또 다른 키워드로 separators= 가 있다. 디폴트로는 (”, ”, “: ”)으로 설정되어 있다. 즉 튜플의 첫 번째 요소는 JSON 프로퍼티 간 구분자를, 두 번째 요소에는 한 프로퍼티의 key와 value를 구분해주는 구분자를 의미한다.

디폴트 값으로 “, ”, “: ” 구분자 뒤에는 공백문자가 하나 들어가 있다. 다음 예제에서는 이 공백을 없애고자 해당 키워드 인자를 사용하는 모습이다.

import json

json_data = {
    "user": "나이썬",
    "details": {
        "serialNumber": 5,
        "age": 25,
        "main job": "프리랜서 개발자",
        "second job": "배달",
        "hobby" : [
            "유튜브 보기", "넷플릭스 보기", "헬스"
        ]
    }
}

json_string = json.dumps(json_data, indent=4, separators=(",", ":"))
print(json_string)
print(type(json_string))

{
    "user":"\ub098\uc774\uc36c",
    "details":{
        "serialNumber":5,
        "age":25,
        "main job":"\ud504\ub9ac\ub79c\uc11c \uac1c\ubc1c\uc790",
        "second job":"\ubc30\ub2ec",
        "hobby":[
            "\uc720\ud29c\ube0c \ubcf4\uae30",
            "\ub137\ud50c\ub9ad\uc2a4 \ubcf4\uae30",
            "\ud5ec\uc2a4"
        ]
    }
}
<class 'str'>

JSON 역직렬화

JSON에서 파이썬 객체 형태의 데이터로 변환하기 위해 쓰이는 메서드는 load(), loads()가 있다.
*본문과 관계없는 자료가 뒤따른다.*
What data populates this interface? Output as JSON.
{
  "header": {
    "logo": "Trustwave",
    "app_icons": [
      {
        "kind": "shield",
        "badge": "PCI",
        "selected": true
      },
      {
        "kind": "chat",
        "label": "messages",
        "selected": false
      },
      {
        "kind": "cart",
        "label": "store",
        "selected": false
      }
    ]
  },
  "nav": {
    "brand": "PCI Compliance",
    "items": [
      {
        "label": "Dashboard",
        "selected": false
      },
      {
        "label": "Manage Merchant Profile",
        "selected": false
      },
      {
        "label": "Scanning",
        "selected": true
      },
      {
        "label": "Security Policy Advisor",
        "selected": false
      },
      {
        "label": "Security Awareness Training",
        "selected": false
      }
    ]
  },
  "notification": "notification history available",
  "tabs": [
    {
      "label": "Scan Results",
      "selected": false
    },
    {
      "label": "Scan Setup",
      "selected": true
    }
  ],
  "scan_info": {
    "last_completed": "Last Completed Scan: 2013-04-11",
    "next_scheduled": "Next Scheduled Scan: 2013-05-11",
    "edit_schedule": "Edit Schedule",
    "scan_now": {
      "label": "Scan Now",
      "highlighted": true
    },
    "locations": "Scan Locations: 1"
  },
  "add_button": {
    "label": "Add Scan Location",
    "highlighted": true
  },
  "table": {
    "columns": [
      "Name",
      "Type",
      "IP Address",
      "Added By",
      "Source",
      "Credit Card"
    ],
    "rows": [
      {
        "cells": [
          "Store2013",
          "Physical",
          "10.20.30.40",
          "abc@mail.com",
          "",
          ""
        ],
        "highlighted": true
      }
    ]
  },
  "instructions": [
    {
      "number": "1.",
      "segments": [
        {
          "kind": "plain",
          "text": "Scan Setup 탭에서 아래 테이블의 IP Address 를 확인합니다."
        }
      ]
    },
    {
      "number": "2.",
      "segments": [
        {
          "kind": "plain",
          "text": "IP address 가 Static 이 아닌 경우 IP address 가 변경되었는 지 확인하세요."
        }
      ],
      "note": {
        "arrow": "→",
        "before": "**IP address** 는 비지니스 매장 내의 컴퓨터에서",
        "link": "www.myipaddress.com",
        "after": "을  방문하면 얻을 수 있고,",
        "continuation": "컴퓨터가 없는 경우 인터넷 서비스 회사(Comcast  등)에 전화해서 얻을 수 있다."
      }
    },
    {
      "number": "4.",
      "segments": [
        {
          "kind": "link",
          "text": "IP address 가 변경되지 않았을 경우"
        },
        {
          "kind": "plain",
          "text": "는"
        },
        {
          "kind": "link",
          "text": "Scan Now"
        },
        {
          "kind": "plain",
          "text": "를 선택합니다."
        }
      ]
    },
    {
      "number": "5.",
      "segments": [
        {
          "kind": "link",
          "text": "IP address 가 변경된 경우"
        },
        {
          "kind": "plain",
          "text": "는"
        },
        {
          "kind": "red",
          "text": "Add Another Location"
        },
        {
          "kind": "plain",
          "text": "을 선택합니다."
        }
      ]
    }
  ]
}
직렬화와 마찬가지로, 역직렬화에서도 JSON에서 파이썬으로 변형되는 자료형들의 표를 다음에서 확인할 수 있다.

JSON	python
object	dict
array	list
string	str
number (int)	int
number (실수)	float
true	True
false	False
null	None

참고로 직렬화할 땐 파이썬의 tuple 자료형은 array로 바뀌나, 역직렬화할 때 tuple 자료형은 list 자료형으로 바뀐다. 이를 다음 예제에서 보여주고 있다.

import json

one_card = (3, 'diamond')
encoded_card = json.dumps(one_card)
decoded_card = json.loads(encoded_card)
print(decoded_card)
print(type(decoded_card))

[3, 'diamond']
<class 'list'>

이제 앞서 작성했던 json 파일 내 데이터를 불러들여 파이썬 객체로 변환시켜보자.

import json
with open("user_data.json", "r") as write_file:
    decoded_data = json.load(write_file)

print(decoded_data)
print(type(decoded_data))

{'user': '나이썬', 'details': {'serialNumber': 5, 'age': 25, 'main job': '프리랜서 개발
자', 'second job': '배달', 'hobby': ['유튜브 보기', '넷플릭스 보기', '헬스']}}
<class 'dict'>

인코딩된 JSON 데이터가 파이썬의 문자열 자료형으로 쓰인 경우 loads() 를 이용하여 디코드 할 수 있다.

import json

json_data = '''{
    "user": "나이썬",
    "details": {
        "serialNumber": 5,
        "age": 25,
        "main job": "프리랜서 개발자",
        "second job": "배달",
        "hobby" : [
            "유튜브 보기", "넷플릭스 보기", "헬스"
        ]
    }
}'''

data = json.loads(json_data)
print(data)
print(type(data))

{'user': '나이썬', 'details': {'serialNumber': 5, 'age': 25, 'main job': '프리랜서 개발 
자', 'second job': '배달', 'hobby': ['유튜브 보기', '넷플릭스 보기', '헬스']}}
<class 'dict'>

실전 예제로 살펴보기

JSONPlaceholder 라는 웹사이트에서는 연습 목적을 위해 가짜로 생성된 JSON 데이터 소스를 제공한다. 이를 통해 JSON 데이터를 파이썬으로 다루는 실전 연습을 해보자.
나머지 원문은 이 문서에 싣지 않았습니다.